Abstract

During the Oligocene, waxing and waning ice sheets on Antarctica caused global sea level fluctuations, as well as climatic and palaeoenvironmental changes that affected faunal evolution in Europe. The ∼24.7 Ma upper Oligocene lacustrine sediments of Enspel in western Germany have yielded a fossil vertebrate fauna of the Mammal Palaeogene (MP) reference level 28. Here, we present carbon and oxygen isotope analyses of these terrestrial and aquatic vertebrate fossils, enabling us to reconstruct the isotopic composition of the ingested food and water sources and to gain insights into the palaeoclimate and palaeoenvironment. The crocodile Diplocynodon has enamel δ13C values above the range expected for a carnivore feeding on terrestrial animals from a C3 plant ecosystem, probably reflecting a diet composed mainly of 13C-enriched aquatic vertebrates from the Enspel Lake.
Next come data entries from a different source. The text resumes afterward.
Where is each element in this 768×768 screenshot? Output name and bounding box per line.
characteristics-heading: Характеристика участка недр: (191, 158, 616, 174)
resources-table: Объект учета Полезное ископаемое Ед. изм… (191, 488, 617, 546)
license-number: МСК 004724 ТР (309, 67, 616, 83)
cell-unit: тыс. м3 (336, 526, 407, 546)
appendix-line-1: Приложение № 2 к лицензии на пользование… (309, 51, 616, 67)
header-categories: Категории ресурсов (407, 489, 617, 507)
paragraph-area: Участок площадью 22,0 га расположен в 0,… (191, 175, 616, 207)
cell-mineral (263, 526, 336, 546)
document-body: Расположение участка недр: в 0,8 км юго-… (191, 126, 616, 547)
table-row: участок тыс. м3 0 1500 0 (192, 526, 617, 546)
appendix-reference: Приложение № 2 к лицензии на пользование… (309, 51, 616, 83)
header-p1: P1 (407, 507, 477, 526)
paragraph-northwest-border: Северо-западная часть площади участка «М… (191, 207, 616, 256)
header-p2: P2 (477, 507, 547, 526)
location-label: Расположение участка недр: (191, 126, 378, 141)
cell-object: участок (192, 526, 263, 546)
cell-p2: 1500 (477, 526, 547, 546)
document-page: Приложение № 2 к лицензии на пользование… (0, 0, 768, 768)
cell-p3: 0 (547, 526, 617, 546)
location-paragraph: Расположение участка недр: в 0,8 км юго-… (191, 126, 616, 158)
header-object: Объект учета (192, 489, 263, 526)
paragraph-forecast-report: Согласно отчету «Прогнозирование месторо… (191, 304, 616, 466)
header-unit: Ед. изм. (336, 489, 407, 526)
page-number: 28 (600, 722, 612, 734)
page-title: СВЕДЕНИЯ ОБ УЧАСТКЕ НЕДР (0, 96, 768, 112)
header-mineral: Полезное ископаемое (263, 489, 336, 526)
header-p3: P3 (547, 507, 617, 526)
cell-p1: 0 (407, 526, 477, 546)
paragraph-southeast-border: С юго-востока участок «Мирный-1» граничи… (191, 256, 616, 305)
Enamel δ13C values as low as −14 ‰ indicate that the large ungulate mammal Anthracotherium fed in a forested environment around the Enspel maar. Anthracotherium did not predominantly ingest its drinking water from the 18O-enriched lake; Diplocynodon enamel δ18OPO4 values represent a δ18OH2O value of −2 ‰, whereas Anthracotherium enamel gives a δ18OH2O value of −6.9 ± 0.3 ‰. This is inconsistent with a semi-aquatic mode of life for Anthracotherium, but rather suggests that it drank meteoric water, presumably reflecting the late Oligocene precipitation, thus giving a mean annual air temperature (MAT) estimate of 15.0 ± 1.3 °C. This MAT is in good agreement with previous MAT reconstructions based on plant fossils from Enspel and Anthracotherium teeth from slightly younger MP29 fossil sites in Switzerland. We suggest that a MAT of around 15 ± 2 °C prevailed in central Europe during the late Oligocene during MP28 and 29.